As someone who used to be on drugs....she's still doing that....or some other type of drug. That's not the only drug that makes you act like that....trust I know....I can give you a list of them. She needs a rehab and counseling....who knows how long she was on that before you found out. Kicking an addiction to a drug is hard. She first has to admit that she has/had one....then you can go from there. It's gonna be a long and hard road. A lot of bad nights and crying....but eventually as time goes on they will get better and it will get easier....the good will out weigh the bad. I've been clean for 9 years in July. If you are willing to put in the blood sweat and tears then do it....cause the grass is greener on the other side. Good luck to you....if you have any questions just ask....here ta offer some advice if needed....


Carmen66
by Member on Feb. 19, 2014 at 8:43 AM
1 mom liked this

She is not fine, she is just lying so you can feel better about it.
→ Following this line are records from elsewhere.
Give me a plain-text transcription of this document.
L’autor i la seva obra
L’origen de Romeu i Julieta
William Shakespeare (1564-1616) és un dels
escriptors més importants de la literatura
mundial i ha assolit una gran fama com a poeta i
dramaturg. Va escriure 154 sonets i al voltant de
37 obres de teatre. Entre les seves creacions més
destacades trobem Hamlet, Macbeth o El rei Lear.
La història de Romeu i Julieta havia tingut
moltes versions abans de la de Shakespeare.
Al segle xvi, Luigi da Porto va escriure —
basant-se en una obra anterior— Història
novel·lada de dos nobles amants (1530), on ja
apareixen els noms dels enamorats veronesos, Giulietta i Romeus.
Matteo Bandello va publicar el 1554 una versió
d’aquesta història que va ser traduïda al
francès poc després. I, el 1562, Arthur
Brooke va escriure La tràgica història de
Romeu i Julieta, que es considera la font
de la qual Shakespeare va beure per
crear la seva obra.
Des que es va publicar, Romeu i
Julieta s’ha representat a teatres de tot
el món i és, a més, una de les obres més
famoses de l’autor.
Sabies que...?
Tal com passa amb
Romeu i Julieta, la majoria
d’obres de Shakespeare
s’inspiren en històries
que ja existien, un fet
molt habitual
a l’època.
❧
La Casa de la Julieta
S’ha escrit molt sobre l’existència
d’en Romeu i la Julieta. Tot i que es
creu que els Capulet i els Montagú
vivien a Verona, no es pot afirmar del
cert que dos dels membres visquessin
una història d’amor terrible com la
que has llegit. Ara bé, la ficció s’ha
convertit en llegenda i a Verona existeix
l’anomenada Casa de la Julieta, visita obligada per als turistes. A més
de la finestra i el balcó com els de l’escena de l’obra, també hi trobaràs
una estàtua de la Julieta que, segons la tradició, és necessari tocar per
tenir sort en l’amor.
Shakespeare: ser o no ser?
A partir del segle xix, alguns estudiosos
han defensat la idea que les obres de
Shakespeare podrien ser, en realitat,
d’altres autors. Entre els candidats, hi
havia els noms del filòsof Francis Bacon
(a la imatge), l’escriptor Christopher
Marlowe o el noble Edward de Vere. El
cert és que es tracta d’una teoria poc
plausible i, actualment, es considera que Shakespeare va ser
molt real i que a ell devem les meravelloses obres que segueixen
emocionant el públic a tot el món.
Take her to a hospital right away have her detoxed. As a parent no matter what she says or do you will have to be the one to step up and take matters into your hands.

HopesNDreams
by Member on Feb. 19, 2014 at 8:55 AM
She's using drugs. She's clearly not fine. Go to an ER immediately. Do not tell her where you are going. Admit her and let them detox her. Do NOT let her talk you out of letting them admit her!!!! Do NOT let her tears sway you through this process. Being strong and being a parent now means getting this crap out of her system and getting her clean.